Adult largemouth bass are solitary hunters and frequently establish home ranges
around a submerged structure. Young bass school in the open shallows close to
shore. Largemouth bass are most active during the day, and feed most actively
Largemouth bass fry begin feeding on rotifers and crustaceans. As they grow,
their diet includes fish fry (including their own species) and aquatic insects. Bass
larger than 10 cm TL will feed almost entirely on other fishes, but other prey
items may include crayfish, frogs and tadpoles. Individual bass may also be
selective in their feeding habits, preferring one prey item over another, or one
species of fish to another.
Growth is dependent on a number of factors. Genetic background, competition,
food availability and water temperature are among the more important variables
that affect growth in largemouth bass. Younger bass are probably most affected
by competition for the available food. Their food preferences are widely shared
with other species of fish.
Largemouth bass mature during their second or third year. Males begin to build
nests when water temperatures begin to warm in the spring. Nests are shallow
depressions in rock, gravel or debris-littered substrate in water 1 to 2 meters in
depth. Nests are solitary, and guarded and maintained by the males. Females
signal their readiness by repeatedly returning to the nest. After the male accepts
her, the two will circle the nest, and the male will nip at her sides.
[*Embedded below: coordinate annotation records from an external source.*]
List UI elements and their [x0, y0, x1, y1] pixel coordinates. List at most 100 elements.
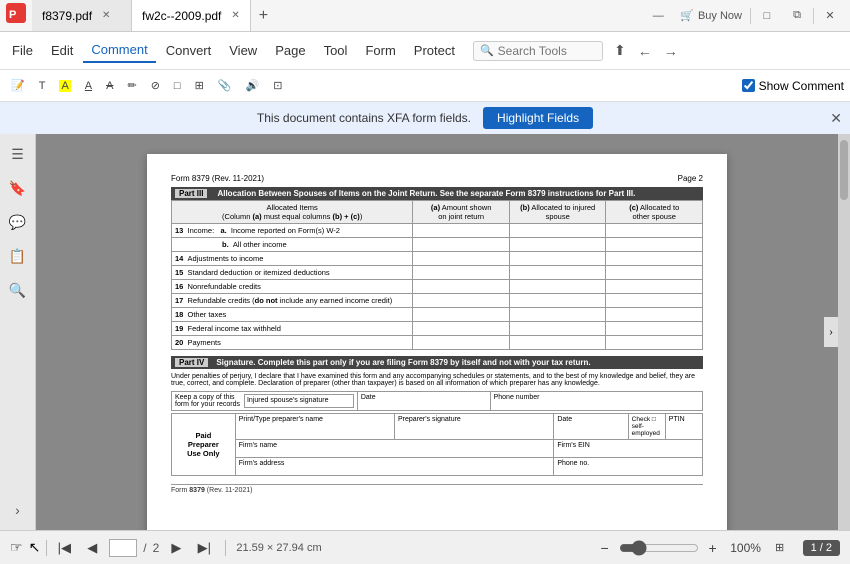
sidebar-bookmarks[interactable]: 🔖 [4, 174, 32, 202]
stamp-btn[interactable]: ⊞ [190, 77, 209, 94]
restore-button[interactable]: □ [753, 2, 781, 30]
next-page-button[interactable]: ▶ [165, 537, 187, 559]
penalty-text: Under penalties of perjury, I declare th… [171, 373, 703, 387]
attach-btn[interactable]: 📎 [213, 77, 237, 94]
preparer-date-cell: Date [554, 414, 628, 440]
zoom-level-label: 100% [727, 541, 765, 555]
paid-preparer-label: PaidPreparerUse Only [172, 414, 236, 476]
preparer-name-cell: Print/Type preparer's name [235, 414, 394, 440]
menu-protect[interactable]: Protect [406, 39, 463, 62]
sticky-note-btn[interactable]: 📝 [6, 77, 30, 94]
page-separator: / [143, 541, 146, 555]
main-area: ☰ 🔖 💬 📋 🔍 › Form 8379 (Rev. 11-2021) Pag… [0, 134, 850, 530]
table-row: b. All other income [172, 238, 703, 252]
show-comment-container: Show Comment [742, 79, 844, 93]
show-comment-checkbox[interactable] [742, 79, 755, 92]
sidebar-search[interactable]: 🔍 [4, 276, 32, 304]
hand-tool-icon[interactable]: ☞ [10, 539, 23, 556]
menu-edit[interactable]: Edit [43, 39, 81, 62]
col-header-c: (b) Allocated to injuredspouse [509, 201, 606, 224]
keep-copy-label: Keep a copy of thisform for your records [175, 394, 240, 408]
search-tools-box[interactable]: 🔍 [473, 41, 603, 61]
menu-comment[interactable]: Comment [83, 38, 155, 63]
zoom-controls: − + 100% ⊞ [595, 537, 791, 559]
text-icon: T [39, 80, 46, 92]
menu-view[interactable]: View [221, 39, 265, 62]
right-scrollbar[interactable] [838, 134, 850, 530]
text-comment-btn[interactable]: T [34, 78, 51, 94]
prev-page-button[interactable]: ◀ [81, 537, 103, 559]
zoom-slider[interactable] [619, 540, 699, 556]
search-tools-input[interactable] [498, 44, 596, 58]
share-button[interactable]: ⬆ [609, 39, 631, 62]
highlight-btn[interactable]: A [54, 78, 75, 94]
part-iv-header: Part IV Signature. Complete this part on… [171, 356, 703, 369]
tab-fw2c-close[interactable]: ✕ [231, 10, 239, 21]
firm-address-label: Firm's address [239, 460, 285, 467]
strikethrough-btn[interactable]: A [101, 78, 118, 94]
erase-btn[interactable]: ⊘ [146, 77, 165, 94]
sidebar-thumbnails[interactable]: ☰ [4, 140, 32, 168]
area-icon: ⊡ [273, 79, 282, 92]
fit-page-button[interactable]: ⊞ [769, 537, 791, 559]
sidebar-layers[interactable]: 📋 [4, 242, 32, 270]
bottom-sep2 [225, 540, 226, 556]
ptin-label: PTIN [669, 416, 685, 423]
back-button[interactable]: ← [633, 40, 657, 62]
table-row: 15 Standard deduction or itemized deduct… [172, 266, 703, 280]
new-tab-button[interactable]: + [251, 0, 276, 31]
tab-fw2c[interactable]: fw2c--2009.pdf ✕ [132, 0, 251, 31]
audio-btn[interactable]: 🔊 [240, 77, 264, 94]
preparer-sig-label: Preparer's signature [398, 416, 461, 423]
zoom-in-button[interactable]: + [703, 538, 723, 558]
underline-btn[interactable]: A [80, 78, 97, 94]
area-btn[interactable]: ⊡ [268, 77, 287, 94]
shape-btn[interactable]: □ [169, 78, 186, 94]
sidebar-comments[interactable]: 💬 [4, 208, 32, 236]
form-meta: Form 8379 (Rev. 11-2021) Page 2 [171, 174, 703, 183]
menu-page[interactable]: Page [267, 39, 313, 62]
firm-ein-label: Firm's EIN [557, 442, 589, 449]
highlight-fields-button[interactable]: Highlight Fields [483, 107, 593, 129]
part-iv-label: Part IV [175, 358, 208, 367]
sig-phone-label: Phone number [494, 394, 540, 401]
attachment-icon: 📎 [218, 79, 232, 92]
tab-f8379[interactable]: f8379.pdf ✕ [32, 0, 132, 31]
tab-f8379-close[interactable]: ✕ [102, 10, 110, 21]
pdf-view[interactable]: Form 8379 (Rev. 11-2021) Page 2 Part III… [36, 134, 838, 530]
forward-button[interactable]: → [659, 40, 683, 62]
total-pages: 2 [153, 541, 160, 555]
last-page-button[interactable]: ▶| [193, 537, 215, 559]
form-footer: Form 8379 (Rev. 11-2021) [171, 484, 703, 494]
sig-phone-cell: Phone number [490, 392, 702, 411]
current-page-input[interactable]: 1 [109, 539, 137, 557]
minimize-button[interactable]: — [644, 2, 672, 30]
first-page-button[interactable]: |◀ [53, 537, 75, 559]
xfa-close-button[interactable]: ✕ [830, 110, 842, 127]
col-header-d: (c) Allocated toother spouse [606, 201, 703, 224]
dimensions-label: 21.59 × 27.94 cm [236, 542, 321, 554]
tab-fw2c-label: fw2c--2009.pdf [142, 9, 221, 23]
part-iii-title: Allocation Between Spouses of Items on t… [217, 189, 635, 198]
maximize-button[interactable]: ⧉ [783, 2, 811, 30]
menu-form[interactable]: Form [357, 39, 403, 62]
menu-tool[interactable]: Tool [316, 39, 356, 62]
page-counter-badge: 1 / 2 [803, 540, 840, 556]
select-tool-icon[interactable]: ↖ [29, 539, 41, 556]
show-comment-label[interactable]: Show Comment [759, 79, 844, 93]
sidebar-expand-arrow[interactable]: › [4, 496, 32, 524]
drawing-btn[interactable]: ✏ [122, 77, 141, 94]
table-row: 18 Other taxes [172, 308, 703, 322]
form-table: Allocated Items(Column (a) must equal co… [171, 200, 703, 350]
strikethrough-icon: A [106, 80, 113, 92]
zoom-out-button[interactable]: − [595, 538, 615, 558]
menu-convert[interactable]: Convert [158, 39, 220, 62]
menu-file[interactable]: File [4, 39, 41, 62]
firm-phone-label: Phone no. [557, 460, 589, 467]
close-button[interactable]: ✕ [816, 2, 844, 30]
buyNow-label[interactable]: 🛒 Buy Now [674, 2, 748, 30]
table-row: 19 Federal income tax withheld [172, 322, 703, 336]
bottom-bar: ☞ ↖ |◀ ◀ 1 / 2 ▶ ▶| 21.59 × 27.94 cm − +… [0, 530, 850, 564]
app-icon: P [6, 3, 26, 28]
scroll-right-arrow[interactable]: › [824, 317, 838, 347]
When the two
are ready, the female lowers herself to the bottom of the nest and rubs her
abdomen there. The two then release sperm and eggs and the eggs adhere to
the substrate. The female then leaves the nest or is chased away by the male.
The nest is guarded by the male until the eggs hatch, which is usually three to
ten days. The male continues to guard the newly hatched fish by herding them
inside the nest. By the time the fry are approximately 3 cm, they are too active to
keep inside the nest, and they disperse into shallow water.